Finish and lie next to her, eager to sleep. See that she is eager to talk, to nestle in the crook of your arm, to look up at you with big eyes and confusing expectations. Tell her that you are tired, in the nicest way you can manage, and watch her crumble with disappointment.

Feel the sun hit your face far earlier than you had anticipated it rising. Watch the way it hits you through the slats of your blinds and remember, all at once, that there is someone next to you. Be immediately and severely upset by this knowledge, and begin wondering how you can extricate yourself from this scenario as smoothly as possible. Begin concocting excuses for things you have to get done today as you listen to her soft, steady breath. Her mascara is smudged, and her hair is messy. She looks like the morning after, in every way someone can. Realize that you don’t remember her name. Be overwhelmed with the name of your ex — the one whose space in the bed you have been trying to replace every time you went out for the past few weeks. See that this girl is not her, and strangely resent her for it. Extract your completely numb arm from underneath her, and watch her wake.

She is embarrassed. She gathers the sheets around her chest and laughs nervously. “Wow, we really got carried away last night,” she says, eager for reassurance. “Yeah,” you reply, “we did.” You don’t know what that means, exactly, but you don’t care. She wants breakfast, and you want her to go. How does one articulate that thought, exactly? When you don’t offer, she asks you if you have any tea. Feel obligated to prepare something like a meal to go along with her cup of English Breakfast. Realize that this could leave her a comfortable moment to get put together in peace, and offer to run to the corner store to get something. See that she interprets this as affection, and hurry to your closet to dress.

Walk to the store and check your phone, over and over, for a sign of your ex. Want to at once apologize to her for having slept with this girl and rub it in her face that you are able to orgasm without her. Think of all the ways this girl was different and, in your melancholy haze, inferior. Think about how you are going to make this breakfast short and sweet, punctuating it with your need to go do something. Return and eat with her, exchanging jokes about the night before, watching her laugh. She looks better after a little freshening up. Pretty, even. Sweet. Remember how she was last night — at the bar, in your bed, in your arms. Feel almost nostalgic for it, even as she’s sitting in front of you. Think about whether or not you should offer your number, and don’t. Know that, out of hesitation and fear of embarrassment, she won’t ask for it without a green light.
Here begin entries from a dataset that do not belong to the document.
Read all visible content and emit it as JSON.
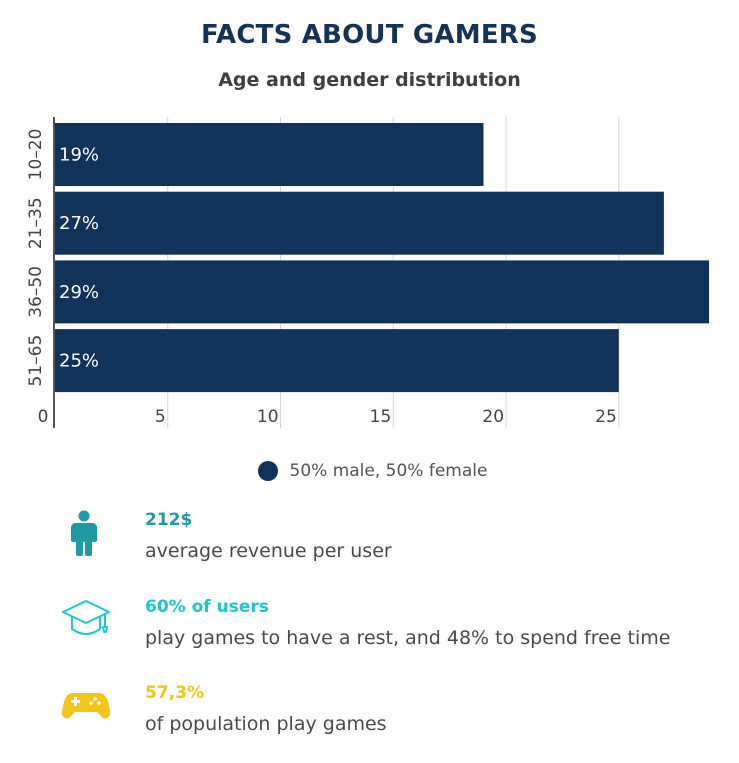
{
  "title": "FACTS ABOUT GAMERS",
  "subtitle": "Age and gender distribution",
  "chart_data": {
    "type": "bar",
    "orientation": "horizontal",
    "categories": [
      "10–20",
      "21–35",
      "36–50",
      "51–65"
    ],
    "values": [
      19,
      27,
      29,
      25
    ],
    "value_labels": [
      "19%",
      "27%",
      "29%",
      "25%"
    ],
    "x_ticks": [
      "0",
      "5",
      "10",
      "15",
      "20",
      "25"
    ],
    "xlim": [
      0,
      29
    ],
    "grid": "vertical",
    "bar_color": "#11335a",
    "legend": {
      "placement": "bottom-center",
      "label": "50% male, 50% female"
    }
  },
  "facts": [
    {
      "icon": "person-icon",
      "value": "212$",
      "text": "average revenue per user",
      "color": "#1e9aa2"
    },
    {
      "icon": "graduation-cap-icon",
      "value": "60% of users",
      "text": "play games to have a rest, and 48% to spend free time",
      "color": "#1fc6cf"
    },
    {
      "icon": "gamepad-icon",
      "value": "57,3%",
      "text": "of population play games",
      "color": "#f2c518"
    }
  ]
}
Let her leave without any means of contacting you, and ignore the inherent awkwardness in her exit brought on by the implication that you have no further interest in seeing her. Watch her try to hide the disappointment as she waves goodbye.

Close the door, shower, take a nap.

Let weeks pass, then months. Allow an interlude of misguided sex and “maybe-we-should-make-this-work” to transpire between you and the ex. Realize after it is over that the breakup was good, and real, and necessary. No longer feel haunted by her ghost every time you meet another girl that could almost pass for her in the dark. Start wanting to meet other girls for real. Sign up for a dating website. Remember that girl who was funny in the bar and beautiful on the walk home and generous in your bed. Remember the way she tasted, the way she laughed, the way she wanted to make you feel good. Remember when you had breakfast and tea across your kitchen table, and her whole face looked dewey from the vigorous scrubbing she’d no doubt given it in your bathroom. Miss her.
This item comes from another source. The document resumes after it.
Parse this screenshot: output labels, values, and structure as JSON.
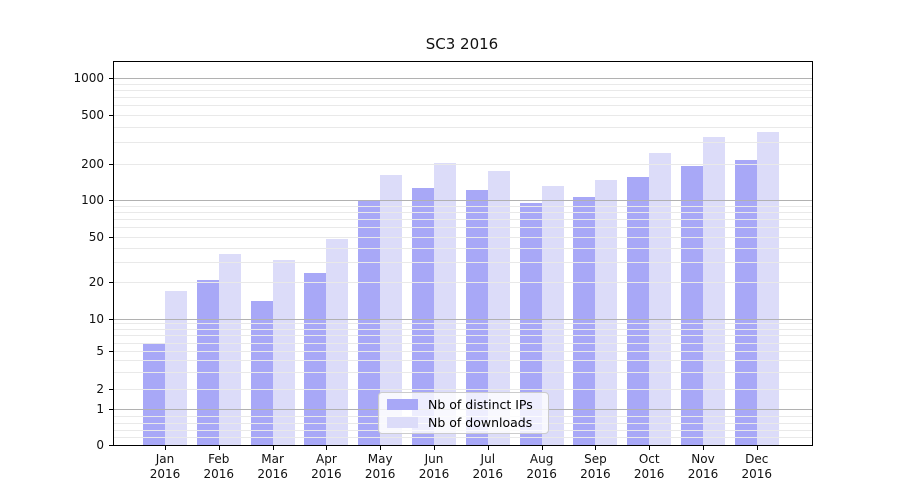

Open up your contacts, and try to find her name. Lea? Cara? Sara? Realize that it’s not there. Realize that you never added it. Regret the person you were for the few months after the ex dumped you, regret all of the beautiful opportunity you passed up, the good people you pushed away. Wish you could call her, but know that you can’t. Go to the same bar, peel labels off of beer bottles and wait for her. Know that she’s not going to walk through the door, but be no less disappointed when she doesn’t.